Bienvenue dans un simulateur de chat Indiana Jones qui aurait troqué son fouet contre des bonds approximatifs et une envie irrépressible de collecter des bijoux brillants. Mel The Pyramid Cat vous glisse dans les moustaches d’un félin aventurier lancé dans des pyramides pleines de pièges et de mystères, avec une nonchalance toute féline face au danger parce que, visiblement, éviter des malédictions antiques fait partie de son quotidien. Entre deux momies grincheuses et des artefacts qui semblent avoir regardé La Momie avec Brendan Fraser, l’aventure promet surtout de tester vos réflexes… ou votre patience.

Dans les faits, on se retrouve face à une copie carbone de l’épisode spatial précédent, mais avec du sable partout. Même structure, mêmes sensations, mêmes mécaniques recyclées comme un vieux parchemin qu’on aurait retourné pour écrire dessus. Les premières minutes donnent immédiatement le ton : on saute, on évite, on dash comme si une momie asthmatique nous collait aux basques. Le gameplay est d’une simplicité presque touchante, comme si le jeu avait été conçu entre deux gorgées de thé à la menthe lors d’une pause chantier dans la pyramide. Les 40 niveaux s’enchaînent à une vitesse assez impressionnante, ce qui est pratique si vous avez un quart d’heure à tuer et une envie de gamer sans réfléchir.

Au niveau des graphismes, le jeu abandonne l’espace pour une Égypte antique qui donne parfois l’impression d’un filtre Instagram « sable chaud ». Les décors sont colorés, mais difficile de s’extasier devant des environnements qui ressemblent vaguement à des fonds d’écran déjà vus cent fois. Les pyramides, les tombes et les salles dorées font le job sans jamais provoquer l’effet « wow ». On n’est pas dans Assassin’s Creed Origins, clairement, mais plutôt dans une version discount vendue avec un menu enfant. Et puis surtout, cela manque d’animation : c’est fixe comme un fond d’écran Windows 95.

Concernant la bande-son, l’expérience reste fidèle à la tradition de la série : une boucle musicale qui se répète avec l’insistance d’un miaulement à 3h du matin.
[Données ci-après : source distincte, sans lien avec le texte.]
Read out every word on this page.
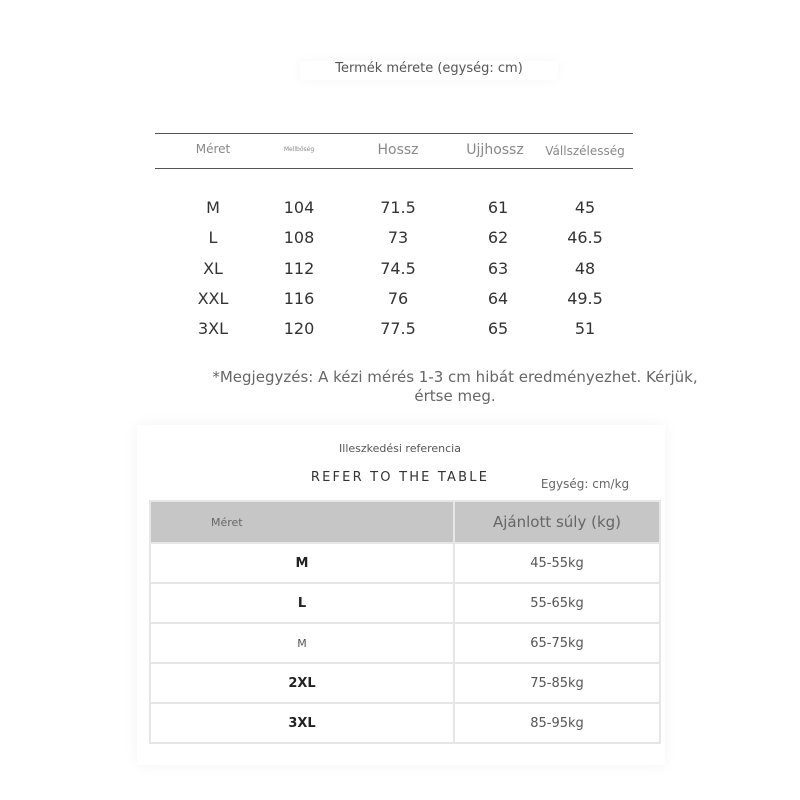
Termék mérete (egység: cm)
Méret	Mellbőség	Hossz	Ujjhossz	Vállszélesség
M	104	71.5	61	45
L	108	73	62	46.5
XL	112	74.5	63	48
XXL	116	76	64	49.5
3XL	120	77.5	65	51
*Megjegyzés: A kézi mérés 1-3 cm hibát eredményezhet. Kérjük,
értse meg.
Illeszkedési referencia
REFER TO THE TABLE	Egység: cm/kg
Méret	Ajánlott súly (kg)
M	45-55kg
L	55-65kg
M	65-75kg
2XL	75-85kg
3XL	85-95kg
Certes, elle accompagne l’action sans faire exploser les tympans, mais elle finit rapidement par s’incruster dans le cerveau comme un vieux jingle qu’on ne peut plus enlever. Même les momies auraient probablement demandé un remix après un certain temps.

Pour ce qui est de la durée de vie, le jeu fait dans le rapide et efficace. Les 40 niveaux se terminent presque avant même que vous n’ayez commencé à vous investir émotionnellement. L’ensemble donne l’impression d’un sprint plutôt que d’un marathon, ce qui peut séduire les chasseurs de succès en quête de points faciles. D’ailleurs, le jeu distribue ses récompenses avec la générosité d’un chat qui renverse un sac de croquettes : ça tombe vite, et sans vrai effort.
Au final, Mel The Pyramid Cat est une suite qui ne cherche même plus à cacher son côté recyclé. C’est simple, rapide, généreux en récompenses, mais aussi oublié presque aussitôt terminé. Un petit snack vidéoludique qui cale sur le moment, mais qui ne laissera pas une trace mémorable, sauf peut-être cette musique qui vous hantera pendant votre prochaine sieste.